Despite the brave smiles, the senior Lib Dems are wearing long faces. Matthew Parris
considers (£) the collapse of the Conservative vote in Oldham East and Saddleworth as a
disaster for the Lib Dems, their own vote sustained by an influx of Tory voters. The Tories may not recover that support, but that does not ease the Liberal Democrats’ dilemma. Parris
observes:
‘Privately Nick Clegg will have drawn from this the only sane conclusion, but it is one that I’ve found the Liberal Democrats strikingly reluctant to discuss. It is that in the seats where his party stands a chance next time, it must either re-engage the sympathies of its former supporters who are defecting to Labour, or it must throw itself upon the mercies of Tory sympathisers.’

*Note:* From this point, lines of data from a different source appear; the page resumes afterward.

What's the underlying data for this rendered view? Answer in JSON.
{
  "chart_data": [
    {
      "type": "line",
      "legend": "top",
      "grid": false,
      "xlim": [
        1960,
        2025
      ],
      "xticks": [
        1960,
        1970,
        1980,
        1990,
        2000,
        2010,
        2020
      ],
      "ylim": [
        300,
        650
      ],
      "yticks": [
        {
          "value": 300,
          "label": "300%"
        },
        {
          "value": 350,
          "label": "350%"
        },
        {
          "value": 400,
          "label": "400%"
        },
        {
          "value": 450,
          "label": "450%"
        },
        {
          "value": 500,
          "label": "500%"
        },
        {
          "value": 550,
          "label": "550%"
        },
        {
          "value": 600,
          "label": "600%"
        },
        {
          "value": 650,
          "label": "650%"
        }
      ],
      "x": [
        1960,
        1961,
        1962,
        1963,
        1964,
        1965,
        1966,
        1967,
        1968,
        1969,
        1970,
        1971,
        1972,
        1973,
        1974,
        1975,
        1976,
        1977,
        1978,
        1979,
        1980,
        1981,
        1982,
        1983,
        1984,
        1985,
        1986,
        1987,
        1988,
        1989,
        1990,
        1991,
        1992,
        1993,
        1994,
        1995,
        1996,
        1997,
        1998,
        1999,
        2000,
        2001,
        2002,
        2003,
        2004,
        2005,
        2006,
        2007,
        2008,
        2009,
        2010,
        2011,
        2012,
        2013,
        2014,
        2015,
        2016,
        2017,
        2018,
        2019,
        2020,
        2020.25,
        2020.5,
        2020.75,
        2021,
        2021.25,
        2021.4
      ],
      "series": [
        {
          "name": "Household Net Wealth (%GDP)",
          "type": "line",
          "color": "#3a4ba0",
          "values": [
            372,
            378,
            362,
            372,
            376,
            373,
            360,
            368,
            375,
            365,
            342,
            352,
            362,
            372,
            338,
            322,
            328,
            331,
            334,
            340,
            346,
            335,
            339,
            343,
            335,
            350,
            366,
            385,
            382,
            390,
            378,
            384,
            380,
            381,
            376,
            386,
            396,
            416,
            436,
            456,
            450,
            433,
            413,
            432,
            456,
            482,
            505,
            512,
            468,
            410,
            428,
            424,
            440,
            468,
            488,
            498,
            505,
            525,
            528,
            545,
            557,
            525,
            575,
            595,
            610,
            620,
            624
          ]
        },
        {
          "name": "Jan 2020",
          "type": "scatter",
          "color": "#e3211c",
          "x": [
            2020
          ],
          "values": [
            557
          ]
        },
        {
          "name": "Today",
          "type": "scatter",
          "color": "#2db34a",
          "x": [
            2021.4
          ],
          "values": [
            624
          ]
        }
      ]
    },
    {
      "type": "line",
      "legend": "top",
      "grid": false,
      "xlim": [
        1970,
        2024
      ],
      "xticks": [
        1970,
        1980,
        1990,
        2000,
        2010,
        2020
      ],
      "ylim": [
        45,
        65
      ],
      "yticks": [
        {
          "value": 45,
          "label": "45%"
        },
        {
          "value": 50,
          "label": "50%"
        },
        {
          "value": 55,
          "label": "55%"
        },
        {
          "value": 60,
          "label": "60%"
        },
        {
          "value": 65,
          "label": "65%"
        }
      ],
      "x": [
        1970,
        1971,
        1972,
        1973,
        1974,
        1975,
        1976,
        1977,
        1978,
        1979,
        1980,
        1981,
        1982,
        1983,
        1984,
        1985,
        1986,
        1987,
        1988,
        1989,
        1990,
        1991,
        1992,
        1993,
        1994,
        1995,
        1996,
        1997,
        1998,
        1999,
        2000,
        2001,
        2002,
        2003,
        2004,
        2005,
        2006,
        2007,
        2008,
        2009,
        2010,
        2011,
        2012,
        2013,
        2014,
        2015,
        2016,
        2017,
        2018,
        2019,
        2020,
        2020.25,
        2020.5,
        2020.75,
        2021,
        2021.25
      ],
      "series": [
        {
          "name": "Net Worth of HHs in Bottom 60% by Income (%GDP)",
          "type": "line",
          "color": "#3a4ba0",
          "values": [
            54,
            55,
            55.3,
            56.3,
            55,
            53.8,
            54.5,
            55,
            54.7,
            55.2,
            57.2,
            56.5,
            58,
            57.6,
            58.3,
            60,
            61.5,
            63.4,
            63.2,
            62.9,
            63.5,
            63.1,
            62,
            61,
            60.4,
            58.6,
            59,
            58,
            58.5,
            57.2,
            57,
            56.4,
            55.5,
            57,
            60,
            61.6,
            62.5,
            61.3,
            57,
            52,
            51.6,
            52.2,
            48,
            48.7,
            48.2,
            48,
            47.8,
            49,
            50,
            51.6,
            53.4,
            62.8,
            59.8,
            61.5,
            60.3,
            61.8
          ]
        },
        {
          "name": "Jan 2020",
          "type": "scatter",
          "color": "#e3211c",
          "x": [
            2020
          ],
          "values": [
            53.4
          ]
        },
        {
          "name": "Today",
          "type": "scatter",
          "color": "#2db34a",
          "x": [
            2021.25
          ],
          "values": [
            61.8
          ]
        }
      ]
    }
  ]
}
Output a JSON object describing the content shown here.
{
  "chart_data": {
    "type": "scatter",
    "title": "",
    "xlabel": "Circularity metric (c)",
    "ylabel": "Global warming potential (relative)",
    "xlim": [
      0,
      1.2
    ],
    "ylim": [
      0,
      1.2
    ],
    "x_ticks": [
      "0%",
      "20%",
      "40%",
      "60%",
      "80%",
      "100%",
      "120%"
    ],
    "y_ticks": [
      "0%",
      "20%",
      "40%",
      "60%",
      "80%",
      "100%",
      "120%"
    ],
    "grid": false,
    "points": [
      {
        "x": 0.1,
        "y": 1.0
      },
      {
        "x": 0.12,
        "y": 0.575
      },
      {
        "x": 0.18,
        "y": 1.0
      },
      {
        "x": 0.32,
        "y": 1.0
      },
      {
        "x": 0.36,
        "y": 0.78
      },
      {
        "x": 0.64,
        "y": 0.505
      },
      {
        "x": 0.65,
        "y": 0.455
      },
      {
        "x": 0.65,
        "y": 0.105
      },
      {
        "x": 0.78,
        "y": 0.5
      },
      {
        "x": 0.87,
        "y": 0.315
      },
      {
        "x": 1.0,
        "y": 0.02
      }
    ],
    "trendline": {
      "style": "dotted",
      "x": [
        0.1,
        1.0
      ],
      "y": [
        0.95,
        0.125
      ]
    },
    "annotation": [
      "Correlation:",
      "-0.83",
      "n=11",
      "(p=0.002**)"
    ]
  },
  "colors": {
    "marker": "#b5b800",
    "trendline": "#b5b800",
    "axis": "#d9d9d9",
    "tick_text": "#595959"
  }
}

As James and Nick Cohen write in this week’s magazine, Westminster does not lend itself to coalition. Clegg is determined to prove that coalition is no conceit, that his party is a vibrant influence within government. Vibrancy will not suffice; Clegg must demonstrate that his party is distinct from Cameron’s and realistically that cannot happen if the coalition is to survive – and if the Liberal Democrats bring it down in self-defence, they will fall with it as the ultimate opportunists. Besides, the Liberal Democrats would find no succour in tacking to the left: the social democrats among the clan are unlikely to forgive the initial betrayal.
There is a tendency to describe the delicate electoral arithmetic as ‘Nick Clegg’s conundrum’, and therefore if Clegg were removed the Liberal Democrats could renew. Clegg may be immolated and the coalition with him, but the party was complicit in his ‘treachery’, its name ascribed to the coalition agreement. The contraction is on and if the party is to remain whole it can only move in one direction. Parris concludes that the Liberal Democrats are the Tories’ dependent child, and so it would seem. But it would be self-defeating for them to admit as much. David Laws is master-minding the Liberal Democrats’ detachment policy; lucky he’s so clever.